问题
I was trying to understand lower/upper percentiles calculation in pandas and got a bit confused. Here is the sample code and output for it.
test = pd.Series([7, 15, 36, 39, 40, 41])
test.describe()
output:
I am interested in only 25%, 75% percentiles. I wonder which method does pandas use to calculate them?
Referring to https://en.wikipedia.org/wiki/Quartile the article, results are different as following:
So what statistical/mathematical method does pandas uses to calculate percentile?
回答1:
As I mentioned in the comments, I finally figured out how it works by trying from pandas.core.algorithms import quantile
using quantile
function as @Abdou suggested.
I am not that good to explain it only by typing, therefore I will do it only on the given example for 25% and 75% for this example only. Here is the brief (maybe poor) explanation:
For the example list [7, 15, 36, 39, 40, 41]

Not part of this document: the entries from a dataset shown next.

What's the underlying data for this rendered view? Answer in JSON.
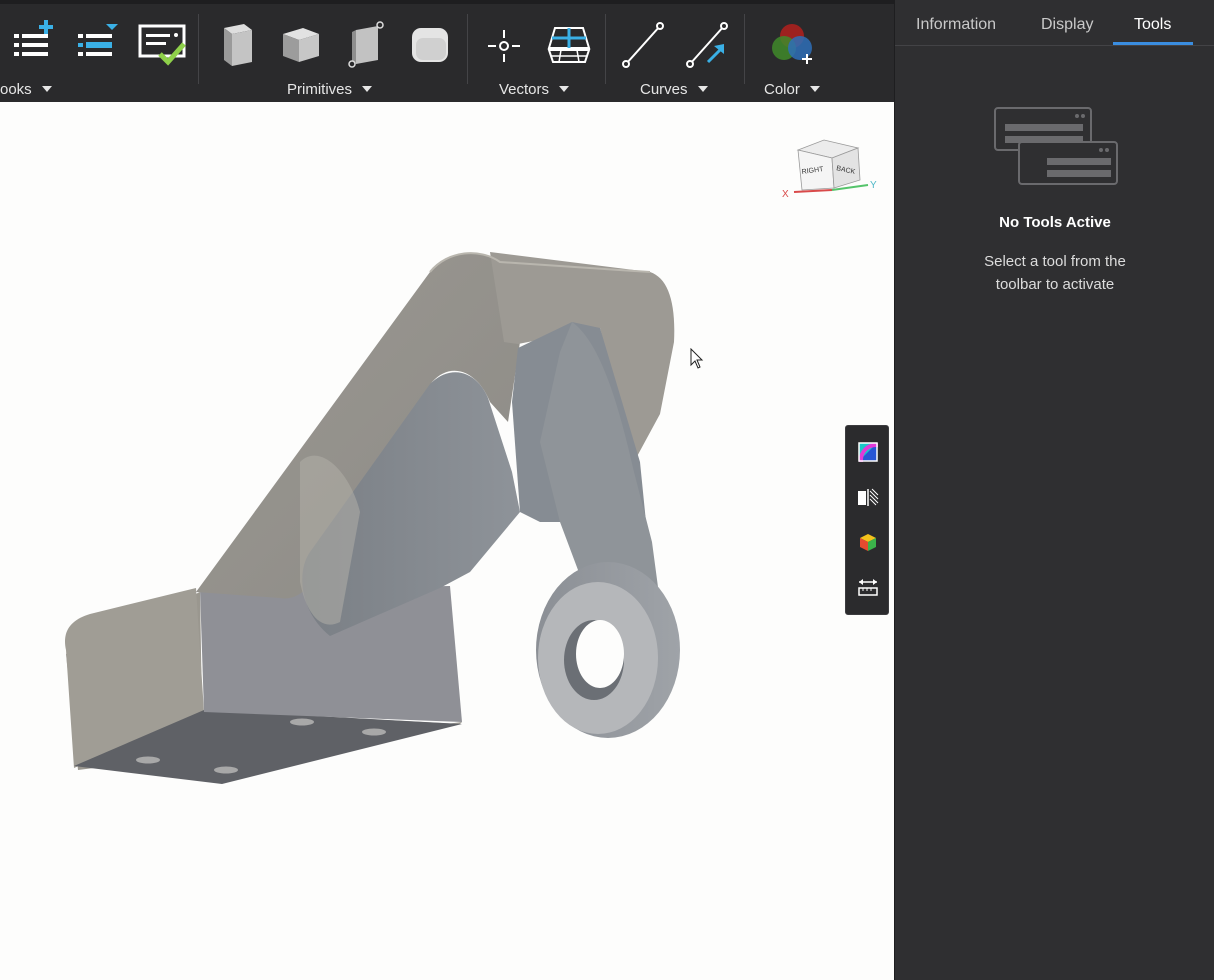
{
  "toolbar": {
    "groups": [
      {
        "label": "ooks"
      },
      {
        "label": "Primitives"
      },
      {
        "label": "Vectors"
      },
      {
        "label": "Curves"
      },
      {
        "label": "Color"
      }
    ]
  },
  "panel": {
    "tabs": [
      {
        "label": "Information"
      },
      {
        "label": "Display"
      },
      {
        "label": "Tools"
      }
    ],
    "active_tab": "Tools",
    "empty_title": "No Tools Active",
    "empty_message": "Select a tool from the toolbar to activate"
  },
  "viewcube": {
    "faces": {
      "right": "RIGHT",
      "back": "BACK"
    },
    "axes": {
      "x": "X",
      "y": "Y"
    }
  },
  "colors": {
    "accent": "#3a8de0",
    "toolbar_bg": "#2a2a2c",
    "panel_bg": "#2f2f31",
    "viewport_bg": "#fdfdfc"
  }
}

quantiles are following way:
7 -> 0%
15 -> 20%
36 -> 40%
39 -> 60%
40 -> 80%
41 -> 100%
Since we want to find 25% percentile, it will be between 15 and 36, moreover, it is 20% + 5% = 15 + (36-15)/4 = 15 + 5.5 = 20.5.
(36-15)/4 is used, because the distance between 15 and 36 is 40% - 20% = 20%, so we divide it by 4 to get 5%.
The same way we can find 75%.
60% + 15% = 39 + 3*(40-39)/4 = 39.75
That's it. I am really sorry for poor explanation
回答2:
It does a [series.quantile(x) for x in percentiles]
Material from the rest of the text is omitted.